The great power players are Lady Whistledown, Lady Danbury, and Queen Charlotte, in real terms, with male characters generally presented as more emotional and easily "compromised", even as society protects their interests. But while her power and her position at the heart of debutante culture she chooses the Incomparable each season, after all, and everyone seeks to curry favor with her seem to suggest a coldness, the Queen is just as open to emotional displays and eventually reveals her own vulnerability. And her repeated requests to her waiting staff on whether her husband has died, whenever they bring her "news of the king" reflects that.
She isn't being cold or callous or calculating a change in her power, she is seeking confirmation of something she's been mourning for years. She lost her husband when his health deteriorated and he was no longer the best friend she fell in love with. Queen Charlotte's surprise is tangible, because George III had, by when the show is set, been too unwell to rule for 3 years, with modern thinking suggesting he had severe bipolar disease and psychosis.
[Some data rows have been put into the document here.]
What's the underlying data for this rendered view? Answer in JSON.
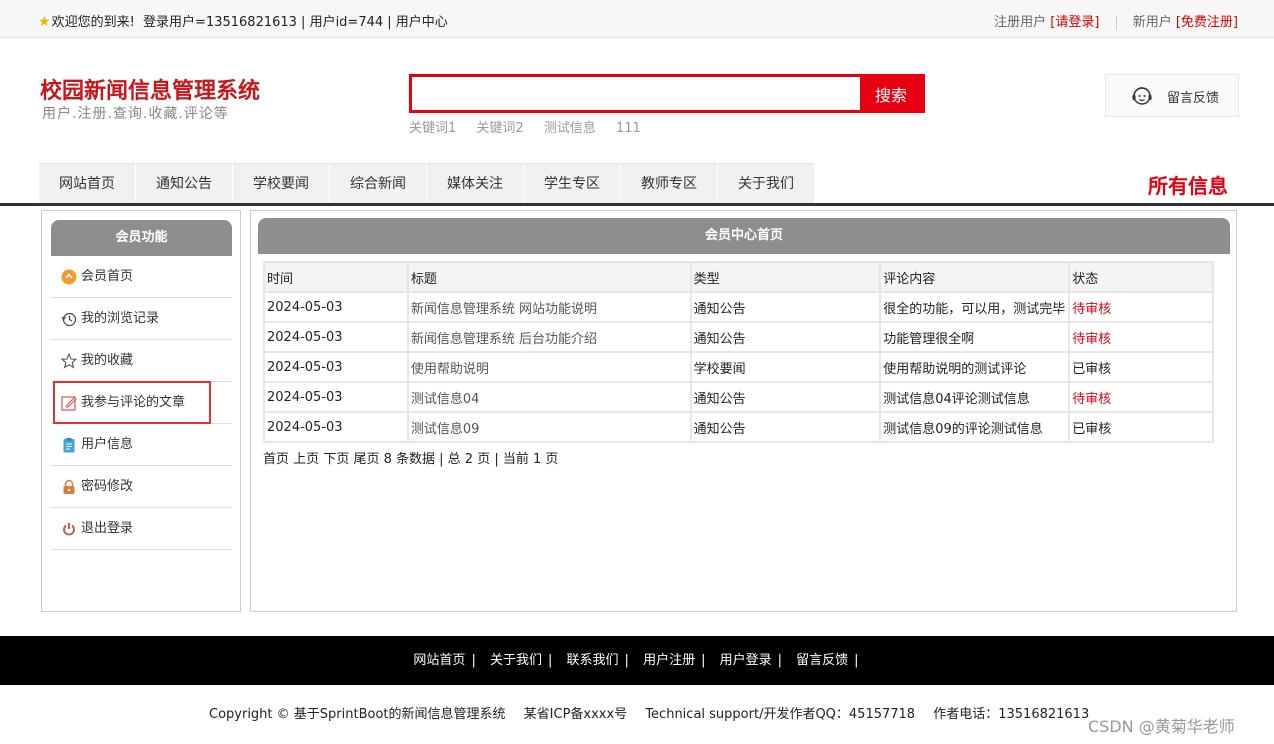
{
  "topbar": {
    "welcome": "欢迎您的到来!",
    "user_info": "登录用户=13516821613 | 用户id=744 | ",
    "user_center": "用户中心",
    "reg_label": "注册用户",
    "login_link": "[请登录]",
    "new_user_label": "新用户",
    "register_link": "[免费注册]"
  },
  "header": {
    "title": "校园新闻信息管理系统",
    "subtitle": "用户.注册.查询.收藏.评论等",
    "search_button": "搜索",
    "search_value": "",
    "keywords": [
      "关键词1",
      "关键词2",
      "测试信息",
      "111"
    ],
    "feedback": "留言反馈"
  },
  "nav": {
    "items": [
      "网站首页",
      "通知公告",
      "学校要闻",
      "综合新闻",
      "媒体关注",
      "学生专区",
      "教师专区",
      "关于我们"
    ],
    "all_info": "所有信息"
  },
  "sidebar": {
    "title": "会员功能",
    "items": [
      {
        "label": "会员首页",
        "icon": "home-icon"
      },
      {
        "label": "我的浏览记录",
        "icon": "history-icon"
      },
      {
        "label": "我的收藏",
        "icon": "star-icon"
      },
      {
        "label": "我参与评论的文章",
        "icon": "edit-icon"
      },
      {
        "label": "用户信息",
        "icon": "user-info-icon"
      },
      {
        "label": "密码修改",
        "icon": "lock-icon"
      },
      {
        "label": "退出登录",
        "icon": "power-icon"
      }
    ]
  },
  "main": {
    "title": "会员中心首页",
    "columns": [
      "时间",
      "标题",
      "类型",
      "评论内容",
      "状态"
    ],
    "rows": [
      [
        "2024-05-03",
        "新闻信息管理系统 网站功能说明",
        "通知公告",
        "很全的功能，可以用，测试完毕",
        "待审核"
      ],
      [
        "2024-05-03",
        "新闻信息管理系统 后台功能介绍",
        "通知公告",
        "功能管理很全啊",
        "待审核"
      ],
      [
        "2024-05-03",
        "使用帮助说明",
        "学校要闻",
        "使用帮助说明的测试评论",
        "已审核"
      ],
      [
        "2024-05-03",
        "测试信息04",
        "通知公告",
        "测试信息04评论测试信息",
        "待审核"
      ],
      [
        "2024-05-03",
        "测试信息09",
        "通知公告",
        "测试信息09的评论测试信息",
        "已审核"
      ]
    ],
    "pager": {
      "first": "首页",
      "prev": "上页",
      "next": "下页",
      "last": "尾页",
      "summary": "8 条数据 | 总 2 页 | 当前 1 页"
    }
  },
  "footer": {
    "links": [
      "网站首页",
      "关于我们",
      "联系我们",
      "用户注册",
      "用户登录",
      "留言反馈"
    ],
    "copyright": "Copyright © 基于SprintBoot的新闻信息管理系统",
    "icp": "某省ICP备xxxx号",
    "support": "Technical support/开发作者QQ：45157718",
    "phone": "作者电话：13516821613"
  },
  "watermark": "CSDN @黄菊华老师",
  "colors": {
    "brand_red": "#c8161d",
    "accent_red": "#e60012",
    "header_gray": "#8e8e8e"
  }
}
And unlike history, which remembers George III for his so-called "madness" and what it meant to Britain's relationship with America, Bridgerton shows the cost of a debilitating psychiatric condition that robs a wife of her lover and husband. That he's hidden away speaks also to the same culture of tragic shame that meant Simon Bassett was almost banished for his stammer: any of imperfection would be a weakness and Bridgerton's world is all about the value of appearances.
The Queen's consideration of whether her husband is dead is loaded with both emotions: the societally pressured shame associated with his illness and what people would say about him and the monarchy, and the pain of having lost her true love. Charlotte and George's marriage was one of love, which in Bridgerton 's alternate universe was one that broke down the boundaries of race and created a more progressive and equal Regency society - at least in terms of racewhich is why the Queen can be so easily convinced to ratify the marriage of Simon and Daphne.
She sees in them the same love she has lost when her husband no longer recognises her.
She mourns him already, but repeatedly asking about whether he has died is her waiting for the torment - for both of them - to be ended because seeing what has become of her love is too much for her. That that real emotion is wrapped up in what society expects a king or a queen to be adds another tragic element entirely.
Simon is a veteran editor who has been writing online since - long before anyone wanted to read his work. He loves Clueless. Like, a lot. By Simon Gallagher Published Dec 26, Share Share Tweet 0.
Simon Gallagher Articles Published Simon is a veteran editor who has been writing online since - long before anyone wanted to read his work.